EE. UU. y Venezuela: juego de gato y ratón en el Caribe

Estados Unidos y Venezuela protagonizan un pulso que se libra en el mar Caribe, en los despachos diplomáticos y en la retórica de sus líderes. Septiembre ha estado marcado por ataques navales, acusaciones cruzadas y un despliegue militar en Puerto Rico que confirma el escalamiento de tensiones.
El 2 de septiembre, un operativo estadounidense contra una lancha vinculada, según Washington, al narcotráfico dejó once muertos en aguas internacionales. Caracas cuestionó la versión y denunció un ataque contra civiles. Menos de dos semanas después, el 15, un nuevo golpe acabó con la vida de tres tripulantes de otra embarcación, y el 19 se confirmó un tercer operativo del Comando Sur. A esta cadena de acciones se añadió un incidente con un atunero venezolano, que Caracas aseguró fue abordado dentro de su Zona Económica Exclusiva por un buque de guerra estadounidense. Washington admitió la inspección, pero aclaró que no encontró evidencia de irregularidades.

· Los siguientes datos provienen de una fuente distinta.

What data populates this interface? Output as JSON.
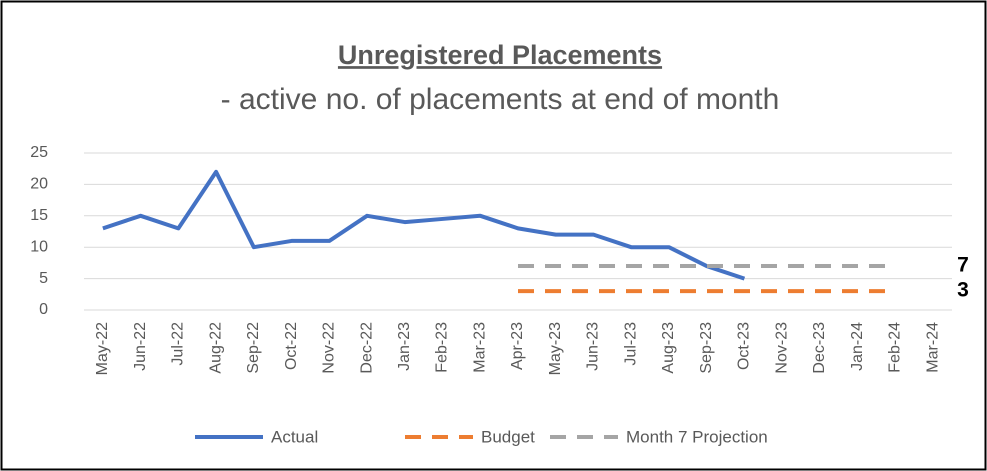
{
  "chart_data": {
    "type": "line",
    "title": "Unregistered Placements",
    "subtitle": "- active no. of placements at end of month",
    "categories": [
      "May-22",
      "Jun-22",
      "Jul-22",
      "Aug-22",
      "Sep-22",
      "Oct-22",
      "Nov-22",
      "Dec-22",
      "Jan-23",
      "Feb-23",
      "Mar-23",
      "Apr-23",
      "May-23",
      "Jun-23",
      "Jul-23",
      "Aug-23",
      "Sep-23",
      "Oct-23",
      "Nov-23",
      "Dec-23",
      "Jan-24",
      "Feb-24",
      "Mar-24"
    ],
    "series": [
      {
        "name": "Actual",
        "color": "#4472c4",
        "dashed": false,
        "values": [
          13,
          15,
          13,
          22,
          10,
          11,
          11,
          15,
          14,
          14.5,
          15,
          13,
          12,
          12,
          10,
          10,
          7,
          5,
          null,
          null,
          null,
          null,
          null
        ]
      },
      {
        "name": "Budget",
        "color": "#ed7d31",
        "dashed": true,
        "values": [
          null,
          null,
          null,
          null,
          null,
          null,
          null,
          null,
          null,
          null,
          null,
          3,
          3,
          3,
          3,
          3,
          3,
          3,
          3,
          3,
          3,
          3,
          null
        ]
      },
      {
        "name": "Month 7 Projection",
        "color": "#a5a5a5",
        "dashed": true,
        "values": [
          null,
          null,
          null,
          null,
          null,
          null,
          null,
          null,
          null,
          null,
          null,
          7,
          7,
          7,
          7,
          7,
          7,
          7,
          7,
          7,
          7,
          7,
          null
        ]
      }
    ],
    "ylim": [
      0,
      25
    ],
    "yticks": [
      0,
      5,
      10,
      15,
      20,
      25
    ],
    "grid": true,
    "legend": "bottom"
  }
}
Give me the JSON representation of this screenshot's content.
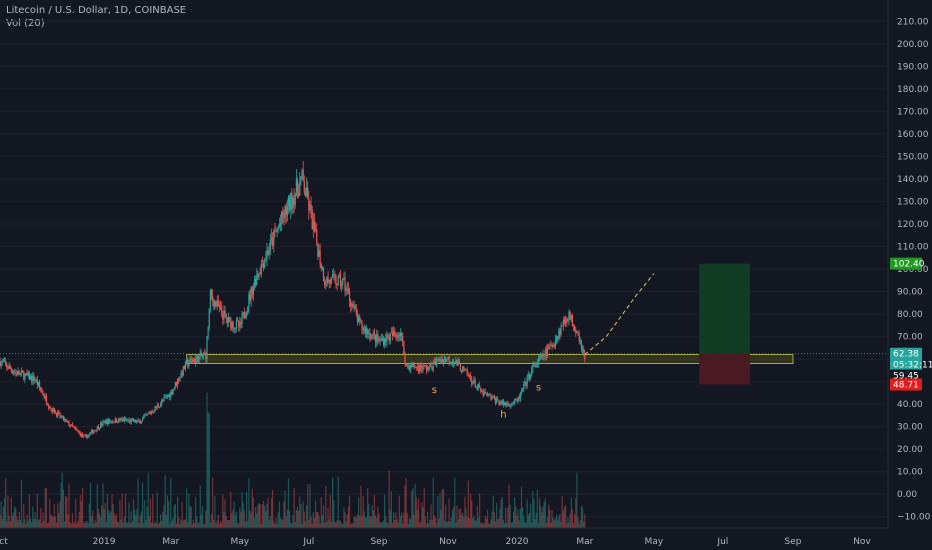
{
  "header": {
    "symbol_line": "Litecoin / U.S. Dollar, 1D, COINBASE",
    "volume_line": "Vol (20)"
  },
  "chart_data": {
    "type": "candlestick",
    "y_range": [
      -15,
      215
    ],
    "y_ticks": [
      "210.00",
      "200.00",
      "190.00",
      "180.00",
      "170.00",
      "160.00",
      "150.00",
      "140.00",
      "130.00",
      "120.00",
      "110.00",
      "100.00",
      "90.00",
      "80.00",
      "70.00",
      "60.00",
      "50.00",
      "40.00",
      "30.00",
      "20.00",
      "10.00",
      "0.00",
      "−10.00"
    ],
    "x_ticks": [
      "Oct",
      "2019",
      "Mar",
      "May",
      "Jul",
      "Sep",
      "Nov",
      "2020",
      "Mar",
      "May",
      "Jul",
      "Sep",
      "Nov"
    ],
    "price_path": [
      [
        "2018-10-01",
        59
      ],
      [
        "2018-10-15",
        54
      ],
      [
        "2018-11-01",
        51
      ],
      [
        "2018-11-15",
        38
      ],
      [
        "2018-12-01",
        31
      ],
      [
        "2018-12-15",
        25
      ],
      [
        "2019-01-01",
        32
      ],
      [
        "2019-01-15",
        33
      ],
      [
        "2019-02-01",
        32
      ],
      [
        "2019-02-15",
        38
      ],
      [
        "2019-03-01",
        45
      ],
      [
        "2019-03-15",
        58
      ],
      [
        "2019-04-01",
        62
      ],
      [
        "2019-04-05",
        88
      ],
      [
        "2019-04-20",
        77
      ],
      [
        "2019-05-01",
        74
      ],
      [
        "2019-05-15",
        96
      ],
      [
        "2019-06-01",
        115
      ],
      [
        "2019-06-15",
        130
      ],
      [
        "2019-06-25",
        140
      ],
      [
        "2019-07-01",
        128
      ],
      [
        "2019-07-15",
        95
      ],
      [
        "2019-08-01",
        94
      ],
      [
        "2019-08-15",
        75
      ],
      [
        "2019-09-01",
        68
      ],
      [
        "2019-09-20",
        72
      ],
      [
        "2019-09-25",
        57
      ],
      [
        "2019-10-15",
        56
      ],
      [
        "2019-10-25",
        60
      ],
      [
        "2019-11-05",
        60
      ],
      [
        "2019-11-20",
        52
      ],
      [
        "2019-12-01",
        45
      ],
      [
        "2019-12-20",
        40
      ],
      [
        "2020-01-01",
        41
      ],
      [
        "2020-01-15",
        56
      ],
      [
        "2020-02-01",
        66
      ],
      [
        "2020-02-15",
        80
      ],
      [
        "2020-02-24",
        72
      ],
      [
        "2020-03-01",
        60
      ]
    ],
    "projection_path": [
      [
        "2020-03-01",
        62
      ],
      [
        "2020-03-20",
        70
      ],
      [
        "2020-04-15",
        88
      ],
      [
        "2020-05-01",
        98
      ]
    ],
    "support_zone": {
      "from": "2019-03-15",
      "to": "2020-09-01",
      "low": 58,
      "high": 62
    },
    "trade_box": {
      "from": "2020-06-10",
      "to": "2020-07-25",
      "target": 102.4,
      "entry": 62.38,
      "stop": 48.71
    },
    "pattern_labels": [
      {
        "text": "s",
        "date": "2019-10-20",
        "price": 45
      },
      {
        "text": "h",
        "date": "2019-12-20",
        "price": 34
      },
      {
        "text": "s",
        "date": "2020-01-20",
        "price": 46
      }
    ],
    "price_badges": [
      {
        "text": "102.40",
        "price": 102.4,
        "color": "#1f9b1f"
      },
      {
        "text": "62.38",
        "price": 62.38,
        "color": "#26a69a"
      },
      {
        "text": "05:32:11",
        "price": 57.5,
        "color": "#26a69a"
      },
      {
        "text": "59.45",
        "price": 52.7,
        "color": "#131722"
      },
      {
        "text": "48.71",
        "price": 48.71,
        "color": "#e51c1c"
      }
    ],
    "last_price": 62.38
  },
  "colors": {
    "up": "#26a69a",
    "down": "#ef5350",
    "background": "#131722",
    "grid": "#1e222d",
    "zone_fill": "#4a4a14",
    "zone_edge": "#c8c84a",
    "target_fill": "#123b24",
    "stop_fill": "#4a1a22"
  }
}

En paralelo, se intensificó la presión verbal. El expresidente Donald Trump exigió que Venezuela acepte la repatriación de presos y personas institucionalizadas con enfermedades mentales, bajo amenaza de un "precio incalculable". El secretario de Estado, Marco Rubio, defendió los ataques contra las embarcaciones, a las que calificó de "narco-terroristas". Maduro respondió denunciando violaciones de soberanía y acusando a Washington de mantener una "política de agresión". Al mismo tiempo, dejó abierta la posibilidad de contactos discretos a través del enviado estadounidense Richard Grenell, lo que revela la coexistencia de confrontación y cálculo diplomático.
Cazas F-35 aterrizan en Puerto Rico
La tensión subió de nivel el mismo día del incidente del atunero, cuando cinco cazas F-35 aterrizaron en la base de Roosevelt Roads, en Ceiba, Puerto Rico. El Pentágono confirmó que llegarán diez en total, consolidando a la isla como plataforma avanzada para patrullas aéreas, vigilancia y operaciones navales en el arco sur del Caribe. El despliegue multiplica el riesgo de incidentes en aguas compartidas y zonas de pesca del Caribe oriental, mientras la presión migratoria añade otro frente: Trump condicionó la relación bilateral a que Caracas acepte deportados, lo que puede repercutir en rutas de tránsito y aeropuertos de países vecinos.
La crisis no se desarrolla en solitario. En mayo, Maduro firmó en Moscú un acuerdo de asociación estratégica con Vladímir Putin que incluye cooperación energética, coordinación en foros internacionales y capítulos de apoyo técnico-militar. Ese pacto refuerza la retaguardia del chavismo en momentos en que Washington intensifica la presión naval y aérea en la región. La estrategia de Maduro es clara: exhibir respaldo de potencias externas para contrarrestar el aislamiento hemisférico y ganar margen frente a la ofensiva estadounidense.
Washington, por su parte, busca proyectar fuerza en su área de influencia inmediata. El Caribe ha sido históricamente considerado un espacio de seguridad prioritaria. Bajo el paraguas del combate al narcotráfico y al crimen transnacional, Estados Unidos refuerza su capacidad de monitoreo frente a Venezuela, pero también frente a Cuba y Nicaragua.
La retórica belicista cumple varias funciones: endurecer la posición en eventuales negociaciones, advertir a otros gobiernos sobre los costos de alinearse con adversarios estratégicos, y enviar un mensaje electoral hacia sectores del exilio latino en Florida, sensibles a un discurso intransigente frente a regímenes autoritarios.
El resultado es un tablero volátil, donde despliegue militar y operaciones selectivas se combinan con la retórica de la confrontación. Caracas responde con denuncias de soberanía y alianzas externas, mientras Washington insiste en mantener la presión en varios frentes. El Caribe se convierte así en escenario de un juego de gato y ratón que trasciende lo bilateral y que, en cualquier momento, puede transformarse en un choque de mayor alcance.